Suitable site and soil. Hydrangeas like rich, moist soil and a sunny, sheltered position. Blue varieties do not produce blue flowers on alkaline soil – so dig in peat – dress with aluminium sulphate to balance. Pinks do not like acid soils – dress with ground limestone.

Cultivation and care. Plant in late autumn or early spring. Give a manure mulch in spring. Dead-head after flowering.

Propagation. Take cuttings of the climbing species in early summer and of the shrubs in late summer or early autumn and grow on in a potting compost. Overwinter in a cold frame and plant out in the spring.

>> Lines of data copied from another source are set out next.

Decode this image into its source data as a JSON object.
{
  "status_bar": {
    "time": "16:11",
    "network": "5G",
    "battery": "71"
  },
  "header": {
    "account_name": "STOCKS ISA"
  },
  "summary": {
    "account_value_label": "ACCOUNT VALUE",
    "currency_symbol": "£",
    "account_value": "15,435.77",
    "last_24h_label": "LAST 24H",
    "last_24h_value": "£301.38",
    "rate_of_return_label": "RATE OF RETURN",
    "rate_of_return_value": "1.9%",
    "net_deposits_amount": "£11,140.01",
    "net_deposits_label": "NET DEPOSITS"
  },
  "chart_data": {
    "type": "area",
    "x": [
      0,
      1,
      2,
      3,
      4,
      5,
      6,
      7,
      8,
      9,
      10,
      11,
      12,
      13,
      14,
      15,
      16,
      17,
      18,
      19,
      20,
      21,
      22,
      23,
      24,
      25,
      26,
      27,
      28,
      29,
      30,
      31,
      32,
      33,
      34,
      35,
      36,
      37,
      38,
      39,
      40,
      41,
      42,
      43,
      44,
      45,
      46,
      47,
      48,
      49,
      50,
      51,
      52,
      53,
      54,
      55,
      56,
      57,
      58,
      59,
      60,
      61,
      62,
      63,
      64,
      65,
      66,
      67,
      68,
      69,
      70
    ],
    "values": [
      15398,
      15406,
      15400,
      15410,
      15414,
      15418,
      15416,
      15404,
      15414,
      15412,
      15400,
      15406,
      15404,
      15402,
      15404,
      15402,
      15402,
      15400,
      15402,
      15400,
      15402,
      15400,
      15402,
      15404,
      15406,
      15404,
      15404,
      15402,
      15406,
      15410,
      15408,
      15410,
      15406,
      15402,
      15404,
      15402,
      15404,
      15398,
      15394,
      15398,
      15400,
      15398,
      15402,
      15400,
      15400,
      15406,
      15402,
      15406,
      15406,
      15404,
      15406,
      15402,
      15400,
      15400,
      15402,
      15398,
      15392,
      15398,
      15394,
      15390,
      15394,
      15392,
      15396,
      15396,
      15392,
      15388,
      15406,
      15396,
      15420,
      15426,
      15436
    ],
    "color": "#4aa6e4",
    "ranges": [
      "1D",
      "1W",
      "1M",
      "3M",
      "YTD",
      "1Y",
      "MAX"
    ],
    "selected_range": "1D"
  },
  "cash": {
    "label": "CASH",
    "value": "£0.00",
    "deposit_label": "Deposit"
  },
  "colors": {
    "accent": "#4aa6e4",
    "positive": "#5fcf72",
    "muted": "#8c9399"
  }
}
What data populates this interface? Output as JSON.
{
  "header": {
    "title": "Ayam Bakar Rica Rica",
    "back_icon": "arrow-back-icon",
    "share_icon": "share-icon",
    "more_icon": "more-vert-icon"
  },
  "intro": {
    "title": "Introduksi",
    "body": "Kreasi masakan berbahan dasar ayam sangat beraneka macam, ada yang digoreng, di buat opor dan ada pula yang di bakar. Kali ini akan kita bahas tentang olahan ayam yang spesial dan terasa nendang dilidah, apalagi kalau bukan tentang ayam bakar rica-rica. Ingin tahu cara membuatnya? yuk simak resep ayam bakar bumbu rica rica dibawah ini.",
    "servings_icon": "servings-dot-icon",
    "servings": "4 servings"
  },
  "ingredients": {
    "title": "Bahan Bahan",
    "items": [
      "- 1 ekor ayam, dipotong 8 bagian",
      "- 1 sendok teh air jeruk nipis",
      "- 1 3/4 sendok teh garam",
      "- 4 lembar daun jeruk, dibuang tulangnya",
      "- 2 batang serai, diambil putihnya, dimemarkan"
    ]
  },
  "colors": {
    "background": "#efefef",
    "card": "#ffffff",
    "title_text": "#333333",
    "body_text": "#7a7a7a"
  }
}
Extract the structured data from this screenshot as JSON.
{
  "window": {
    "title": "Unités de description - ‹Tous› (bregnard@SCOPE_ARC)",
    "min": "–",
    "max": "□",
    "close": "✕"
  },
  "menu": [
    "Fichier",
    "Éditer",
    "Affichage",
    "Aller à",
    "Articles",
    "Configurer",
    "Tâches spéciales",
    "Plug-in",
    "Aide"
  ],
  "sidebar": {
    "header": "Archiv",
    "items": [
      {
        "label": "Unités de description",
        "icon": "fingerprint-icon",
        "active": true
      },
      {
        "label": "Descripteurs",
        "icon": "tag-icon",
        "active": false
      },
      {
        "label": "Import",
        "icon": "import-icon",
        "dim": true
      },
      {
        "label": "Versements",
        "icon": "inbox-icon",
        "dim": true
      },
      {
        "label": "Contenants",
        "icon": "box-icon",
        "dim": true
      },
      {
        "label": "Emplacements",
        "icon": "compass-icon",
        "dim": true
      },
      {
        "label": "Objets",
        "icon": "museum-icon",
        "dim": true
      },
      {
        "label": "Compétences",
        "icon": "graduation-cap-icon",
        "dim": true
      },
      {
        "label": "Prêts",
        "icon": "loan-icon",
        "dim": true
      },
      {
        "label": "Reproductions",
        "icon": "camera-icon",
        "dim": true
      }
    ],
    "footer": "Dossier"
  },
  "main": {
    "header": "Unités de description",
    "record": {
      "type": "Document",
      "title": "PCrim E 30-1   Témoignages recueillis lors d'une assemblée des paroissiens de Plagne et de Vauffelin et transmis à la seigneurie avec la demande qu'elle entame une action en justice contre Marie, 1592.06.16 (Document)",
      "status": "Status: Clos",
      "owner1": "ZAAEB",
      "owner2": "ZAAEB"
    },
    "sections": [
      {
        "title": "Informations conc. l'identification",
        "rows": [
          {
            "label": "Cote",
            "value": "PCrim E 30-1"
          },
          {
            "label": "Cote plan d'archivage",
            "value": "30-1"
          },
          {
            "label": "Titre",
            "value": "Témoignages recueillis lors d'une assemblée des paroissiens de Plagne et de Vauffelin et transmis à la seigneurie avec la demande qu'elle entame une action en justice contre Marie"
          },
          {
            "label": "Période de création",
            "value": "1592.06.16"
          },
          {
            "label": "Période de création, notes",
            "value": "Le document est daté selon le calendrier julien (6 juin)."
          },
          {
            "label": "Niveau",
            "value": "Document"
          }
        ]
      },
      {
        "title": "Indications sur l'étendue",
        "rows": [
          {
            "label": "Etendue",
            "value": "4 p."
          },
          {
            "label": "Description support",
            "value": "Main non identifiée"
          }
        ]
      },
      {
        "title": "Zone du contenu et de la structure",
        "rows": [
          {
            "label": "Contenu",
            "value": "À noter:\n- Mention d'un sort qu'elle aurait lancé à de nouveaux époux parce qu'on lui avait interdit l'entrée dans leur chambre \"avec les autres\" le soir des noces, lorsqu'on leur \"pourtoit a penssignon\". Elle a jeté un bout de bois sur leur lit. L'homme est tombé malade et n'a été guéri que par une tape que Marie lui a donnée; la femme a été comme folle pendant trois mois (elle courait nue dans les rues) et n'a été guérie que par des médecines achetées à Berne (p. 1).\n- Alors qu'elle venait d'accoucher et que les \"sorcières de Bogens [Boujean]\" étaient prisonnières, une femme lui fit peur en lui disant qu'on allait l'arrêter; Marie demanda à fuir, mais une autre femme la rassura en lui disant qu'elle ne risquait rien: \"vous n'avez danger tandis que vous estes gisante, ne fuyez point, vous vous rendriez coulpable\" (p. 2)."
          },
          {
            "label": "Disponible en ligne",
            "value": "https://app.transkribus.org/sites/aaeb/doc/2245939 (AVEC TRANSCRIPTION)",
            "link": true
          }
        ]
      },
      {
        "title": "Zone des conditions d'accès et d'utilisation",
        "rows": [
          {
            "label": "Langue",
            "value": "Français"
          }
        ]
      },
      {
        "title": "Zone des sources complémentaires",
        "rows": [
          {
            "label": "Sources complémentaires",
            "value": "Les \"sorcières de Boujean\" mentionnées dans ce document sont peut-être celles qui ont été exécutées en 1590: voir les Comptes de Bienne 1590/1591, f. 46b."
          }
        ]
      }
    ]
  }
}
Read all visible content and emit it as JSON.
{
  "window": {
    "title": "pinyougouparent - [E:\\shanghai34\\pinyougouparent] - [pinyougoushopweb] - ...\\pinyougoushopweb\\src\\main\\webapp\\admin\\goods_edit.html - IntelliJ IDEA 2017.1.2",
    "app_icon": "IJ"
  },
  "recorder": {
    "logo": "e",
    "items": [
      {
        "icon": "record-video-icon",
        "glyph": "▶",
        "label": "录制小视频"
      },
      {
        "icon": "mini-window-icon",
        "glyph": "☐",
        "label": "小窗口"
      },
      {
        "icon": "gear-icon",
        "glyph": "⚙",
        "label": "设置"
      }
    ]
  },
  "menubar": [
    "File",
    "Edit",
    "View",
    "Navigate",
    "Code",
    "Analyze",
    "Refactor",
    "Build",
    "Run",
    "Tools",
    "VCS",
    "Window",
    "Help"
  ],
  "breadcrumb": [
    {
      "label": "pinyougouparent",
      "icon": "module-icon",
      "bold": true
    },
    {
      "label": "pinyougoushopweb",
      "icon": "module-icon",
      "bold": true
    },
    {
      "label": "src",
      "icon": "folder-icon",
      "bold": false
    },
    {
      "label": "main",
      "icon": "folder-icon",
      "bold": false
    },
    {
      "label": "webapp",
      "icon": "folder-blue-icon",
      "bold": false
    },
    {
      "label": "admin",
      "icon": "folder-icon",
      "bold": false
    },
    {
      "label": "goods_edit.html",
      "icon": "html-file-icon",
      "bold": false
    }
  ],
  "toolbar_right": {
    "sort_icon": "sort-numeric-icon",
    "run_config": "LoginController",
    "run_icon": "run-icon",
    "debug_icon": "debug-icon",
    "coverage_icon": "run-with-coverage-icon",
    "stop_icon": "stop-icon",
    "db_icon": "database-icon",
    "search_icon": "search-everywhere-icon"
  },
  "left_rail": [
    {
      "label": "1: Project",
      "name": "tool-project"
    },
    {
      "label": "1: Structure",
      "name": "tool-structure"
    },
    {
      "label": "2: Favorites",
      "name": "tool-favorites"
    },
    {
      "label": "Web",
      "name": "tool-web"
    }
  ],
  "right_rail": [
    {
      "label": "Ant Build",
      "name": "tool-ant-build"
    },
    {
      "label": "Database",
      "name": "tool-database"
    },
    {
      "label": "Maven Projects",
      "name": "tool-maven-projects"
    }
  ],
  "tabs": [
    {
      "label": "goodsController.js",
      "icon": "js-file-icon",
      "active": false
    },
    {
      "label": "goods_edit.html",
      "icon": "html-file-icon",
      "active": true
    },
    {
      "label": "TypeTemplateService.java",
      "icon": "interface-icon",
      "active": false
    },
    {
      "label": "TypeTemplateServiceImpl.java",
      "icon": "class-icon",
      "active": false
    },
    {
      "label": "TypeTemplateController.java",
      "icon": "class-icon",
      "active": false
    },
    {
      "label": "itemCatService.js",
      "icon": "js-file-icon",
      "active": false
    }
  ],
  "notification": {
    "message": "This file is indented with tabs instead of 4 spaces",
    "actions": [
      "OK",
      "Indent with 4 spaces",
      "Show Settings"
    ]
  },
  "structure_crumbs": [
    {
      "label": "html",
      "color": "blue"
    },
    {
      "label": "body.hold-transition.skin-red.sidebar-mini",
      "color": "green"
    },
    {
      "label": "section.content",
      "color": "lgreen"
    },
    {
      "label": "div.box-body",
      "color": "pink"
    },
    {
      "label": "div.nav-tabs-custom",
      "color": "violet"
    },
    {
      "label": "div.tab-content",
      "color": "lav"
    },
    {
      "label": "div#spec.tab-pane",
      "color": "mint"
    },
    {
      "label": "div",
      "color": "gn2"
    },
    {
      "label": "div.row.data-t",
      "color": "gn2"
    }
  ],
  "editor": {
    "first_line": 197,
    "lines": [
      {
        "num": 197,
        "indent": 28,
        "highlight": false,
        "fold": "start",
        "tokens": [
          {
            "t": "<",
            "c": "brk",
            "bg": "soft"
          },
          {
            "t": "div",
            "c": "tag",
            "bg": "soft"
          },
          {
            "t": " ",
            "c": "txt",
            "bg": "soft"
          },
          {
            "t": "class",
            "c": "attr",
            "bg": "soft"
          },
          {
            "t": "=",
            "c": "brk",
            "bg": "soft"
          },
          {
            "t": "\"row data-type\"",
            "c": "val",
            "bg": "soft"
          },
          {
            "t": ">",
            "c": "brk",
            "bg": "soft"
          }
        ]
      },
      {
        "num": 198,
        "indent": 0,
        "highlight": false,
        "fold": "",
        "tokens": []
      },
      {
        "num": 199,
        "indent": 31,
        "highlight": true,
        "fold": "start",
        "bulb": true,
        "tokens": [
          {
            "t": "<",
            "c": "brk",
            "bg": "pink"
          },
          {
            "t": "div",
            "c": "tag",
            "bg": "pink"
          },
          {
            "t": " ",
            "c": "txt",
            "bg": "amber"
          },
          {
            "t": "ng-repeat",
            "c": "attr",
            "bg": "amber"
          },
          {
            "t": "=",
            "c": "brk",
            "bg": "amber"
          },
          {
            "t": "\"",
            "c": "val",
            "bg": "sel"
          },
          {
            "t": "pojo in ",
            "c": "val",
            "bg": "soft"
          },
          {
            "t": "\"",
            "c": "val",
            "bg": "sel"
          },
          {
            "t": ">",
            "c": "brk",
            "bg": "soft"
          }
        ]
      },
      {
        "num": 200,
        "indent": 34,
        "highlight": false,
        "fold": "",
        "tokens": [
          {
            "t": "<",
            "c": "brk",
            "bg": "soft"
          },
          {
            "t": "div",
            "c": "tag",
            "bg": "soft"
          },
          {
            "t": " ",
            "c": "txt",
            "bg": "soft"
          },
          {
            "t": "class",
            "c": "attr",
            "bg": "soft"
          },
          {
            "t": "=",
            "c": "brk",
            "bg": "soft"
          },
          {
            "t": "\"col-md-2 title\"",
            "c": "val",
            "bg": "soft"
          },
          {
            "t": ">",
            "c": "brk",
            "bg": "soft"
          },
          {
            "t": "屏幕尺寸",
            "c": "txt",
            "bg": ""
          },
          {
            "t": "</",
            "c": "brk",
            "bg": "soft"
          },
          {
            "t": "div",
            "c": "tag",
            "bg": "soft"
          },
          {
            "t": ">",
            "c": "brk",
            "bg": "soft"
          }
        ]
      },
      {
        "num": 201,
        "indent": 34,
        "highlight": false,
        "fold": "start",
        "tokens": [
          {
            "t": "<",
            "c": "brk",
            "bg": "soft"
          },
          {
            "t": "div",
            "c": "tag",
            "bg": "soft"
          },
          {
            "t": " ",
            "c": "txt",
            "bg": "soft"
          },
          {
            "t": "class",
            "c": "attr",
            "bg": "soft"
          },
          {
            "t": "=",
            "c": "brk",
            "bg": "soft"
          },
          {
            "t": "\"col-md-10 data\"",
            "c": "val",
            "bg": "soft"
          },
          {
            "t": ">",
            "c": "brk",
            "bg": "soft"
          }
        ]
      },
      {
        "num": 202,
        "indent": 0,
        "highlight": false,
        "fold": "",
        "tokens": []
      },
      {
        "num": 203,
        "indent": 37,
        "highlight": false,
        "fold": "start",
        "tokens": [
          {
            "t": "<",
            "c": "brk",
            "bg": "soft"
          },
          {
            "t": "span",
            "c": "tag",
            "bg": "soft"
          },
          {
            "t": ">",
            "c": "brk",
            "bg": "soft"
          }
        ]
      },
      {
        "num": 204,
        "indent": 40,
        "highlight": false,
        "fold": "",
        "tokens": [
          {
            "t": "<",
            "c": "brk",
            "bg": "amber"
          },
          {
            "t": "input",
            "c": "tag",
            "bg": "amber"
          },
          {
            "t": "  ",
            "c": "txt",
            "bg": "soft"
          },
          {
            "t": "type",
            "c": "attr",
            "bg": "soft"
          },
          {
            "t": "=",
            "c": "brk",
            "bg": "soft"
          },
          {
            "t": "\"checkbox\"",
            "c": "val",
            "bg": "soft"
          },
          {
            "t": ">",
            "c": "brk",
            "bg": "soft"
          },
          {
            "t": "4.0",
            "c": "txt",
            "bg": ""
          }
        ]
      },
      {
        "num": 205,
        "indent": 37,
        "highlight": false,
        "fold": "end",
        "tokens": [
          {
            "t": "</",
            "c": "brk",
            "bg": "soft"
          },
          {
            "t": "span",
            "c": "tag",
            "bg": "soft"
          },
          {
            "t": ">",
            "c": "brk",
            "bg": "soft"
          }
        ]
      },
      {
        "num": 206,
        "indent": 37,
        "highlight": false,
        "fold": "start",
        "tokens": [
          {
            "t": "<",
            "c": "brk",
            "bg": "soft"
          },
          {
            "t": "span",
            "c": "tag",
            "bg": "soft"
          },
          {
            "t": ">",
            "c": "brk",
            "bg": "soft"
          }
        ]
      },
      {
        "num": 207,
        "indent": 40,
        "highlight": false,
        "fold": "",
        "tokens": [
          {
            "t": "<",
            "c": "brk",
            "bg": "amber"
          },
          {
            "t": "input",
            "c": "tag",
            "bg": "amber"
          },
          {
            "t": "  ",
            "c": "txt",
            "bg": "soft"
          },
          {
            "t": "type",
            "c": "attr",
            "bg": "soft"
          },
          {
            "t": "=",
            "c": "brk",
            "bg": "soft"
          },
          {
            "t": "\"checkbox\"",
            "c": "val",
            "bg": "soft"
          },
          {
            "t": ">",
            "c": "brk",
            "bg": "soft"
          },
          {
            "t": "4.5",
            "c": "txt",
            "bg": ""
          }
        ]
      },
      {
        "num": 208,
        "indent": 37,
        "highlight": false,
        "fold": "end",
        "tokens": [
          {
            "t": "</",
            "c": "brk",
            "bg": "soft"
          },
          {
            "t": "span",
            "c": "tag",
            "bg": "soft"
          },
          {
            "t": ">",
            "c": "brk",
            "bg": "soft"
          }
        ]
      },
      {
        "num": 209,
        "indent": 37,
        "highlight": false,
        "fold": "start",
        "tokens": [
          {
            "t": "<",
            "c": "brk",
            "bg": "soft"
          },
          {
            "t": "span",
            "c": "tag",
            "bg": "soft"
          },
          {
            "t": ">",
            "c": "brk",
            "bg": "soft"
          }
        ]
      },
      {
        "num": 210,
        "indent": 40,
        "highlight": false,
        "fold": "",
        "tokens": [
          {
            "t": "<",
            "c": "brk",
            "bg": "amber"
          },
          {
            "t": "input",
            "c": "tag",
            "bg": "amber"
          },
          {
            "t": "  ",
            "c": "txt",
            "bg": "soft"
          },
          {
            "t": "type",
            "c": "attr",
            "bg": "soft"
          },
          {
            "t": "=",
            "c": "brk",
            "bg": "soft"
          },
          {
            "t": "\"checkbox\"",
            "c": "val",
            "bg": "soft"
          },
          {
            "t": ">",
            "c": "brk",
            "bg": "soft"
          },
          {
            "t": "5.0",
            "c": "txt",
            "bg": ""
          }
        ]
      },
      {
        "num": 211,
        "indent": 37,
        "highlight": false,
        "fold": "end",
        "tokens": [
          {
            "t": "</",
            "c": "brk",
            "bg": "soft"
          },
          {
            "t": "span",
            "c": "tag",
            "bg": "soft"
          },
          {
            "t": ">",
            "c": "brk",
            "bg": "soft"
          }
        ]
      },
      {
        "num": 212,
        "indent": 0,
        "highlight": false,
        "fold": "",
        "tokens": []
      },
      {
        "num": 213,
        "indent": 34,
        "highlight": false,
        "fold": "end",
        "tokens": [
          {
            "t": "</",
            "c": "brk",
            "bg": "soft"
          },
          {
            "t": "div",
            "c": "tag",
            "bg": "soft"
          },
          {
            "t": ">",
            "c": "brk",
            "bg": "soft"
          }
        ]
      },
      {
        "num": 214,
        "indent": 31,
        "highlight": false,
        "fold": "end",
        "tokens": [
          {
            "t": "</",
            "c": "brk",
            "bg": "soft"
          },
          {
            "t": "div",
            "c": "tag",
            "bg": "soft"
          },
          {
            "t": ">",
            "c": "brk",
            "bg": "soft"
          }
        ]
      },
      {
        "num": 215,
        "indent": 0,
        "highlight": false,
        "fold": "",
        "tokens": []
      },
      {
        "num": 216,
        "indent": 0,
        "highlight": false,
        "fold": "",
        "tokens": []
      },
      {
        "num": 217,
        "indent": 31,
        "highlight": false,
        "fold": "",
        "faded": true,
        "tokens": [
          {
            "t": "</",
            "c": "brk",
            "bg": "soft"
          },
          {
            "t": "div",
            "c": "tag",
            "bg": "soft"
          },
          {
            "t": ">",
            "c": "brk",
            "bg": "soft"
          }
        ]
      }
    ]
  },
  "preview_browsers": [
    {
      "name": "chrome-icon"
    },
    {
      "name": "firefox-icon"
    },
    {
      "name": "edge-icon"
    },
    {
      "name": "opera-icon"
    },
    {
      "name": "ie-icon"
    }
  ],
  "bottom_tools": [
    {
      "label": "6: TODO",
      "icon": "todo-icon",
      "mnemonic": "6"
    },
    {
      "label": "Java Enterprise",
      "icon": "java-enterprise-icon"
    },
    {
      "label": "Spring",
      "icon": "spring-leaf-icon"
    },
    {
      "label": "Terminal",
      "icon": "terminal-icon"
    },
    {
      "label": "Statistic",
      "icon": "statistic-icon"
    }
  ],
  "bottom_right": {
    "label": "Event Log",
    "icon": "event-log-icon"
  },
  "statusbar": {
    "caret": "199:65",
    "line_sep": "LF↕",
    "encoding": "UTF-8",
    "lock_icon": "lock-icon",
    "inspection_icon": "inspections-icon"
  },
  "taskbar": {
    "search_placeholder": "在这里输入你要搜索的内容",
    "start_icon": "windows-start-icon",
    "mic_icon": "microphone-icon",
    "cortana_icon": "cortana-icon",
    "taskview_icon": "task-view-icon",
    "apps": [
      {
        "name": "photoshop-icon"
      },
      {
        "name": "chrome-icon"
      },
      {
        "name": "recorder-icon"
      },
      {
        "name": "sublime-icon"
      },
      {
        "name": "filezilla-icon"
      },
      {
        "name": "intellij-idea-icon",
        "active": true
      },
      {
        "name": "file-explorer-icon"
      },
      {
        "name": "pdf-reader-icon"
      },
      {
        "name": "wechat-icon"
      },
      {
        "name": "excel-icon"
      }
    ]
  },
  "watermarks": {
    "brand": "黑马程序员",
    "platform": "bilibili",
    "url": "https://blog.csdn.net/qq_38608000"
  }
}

Recommended varieties. H. macrophylla has two main groups – lacecaps with flat heads and hortensias with round or mopheads. Good lacecaps include: ‘Blue Wave’ – blue or pink; hite Wave’ – white; ‘Mariesii’ – rich pink or blue. Hortensias include: ‘Altona’ – rose-pink; ‘Goliath’ – rich pink or purple-blue; ‘Madame Emile Moulliere’ – white with pink or blue centre. (Height and spread 1.2-1.8m – 4-6ft). H. petiolaris is a vigorous climbing hydrangea with a height of up to 18m – 60ft. It carries greenish-white flowers in early summer.

Pests and diseases. Alkaline soil causes chlorosis, visible in yellow or almost white leaves.

CLIMBING HYDRANGEA

The climbing hydrangea is a very useful plant and one of the few flowering climbers which does best on a shady wall. It needs no support as it is self-clinging and climbs equally well on a tree.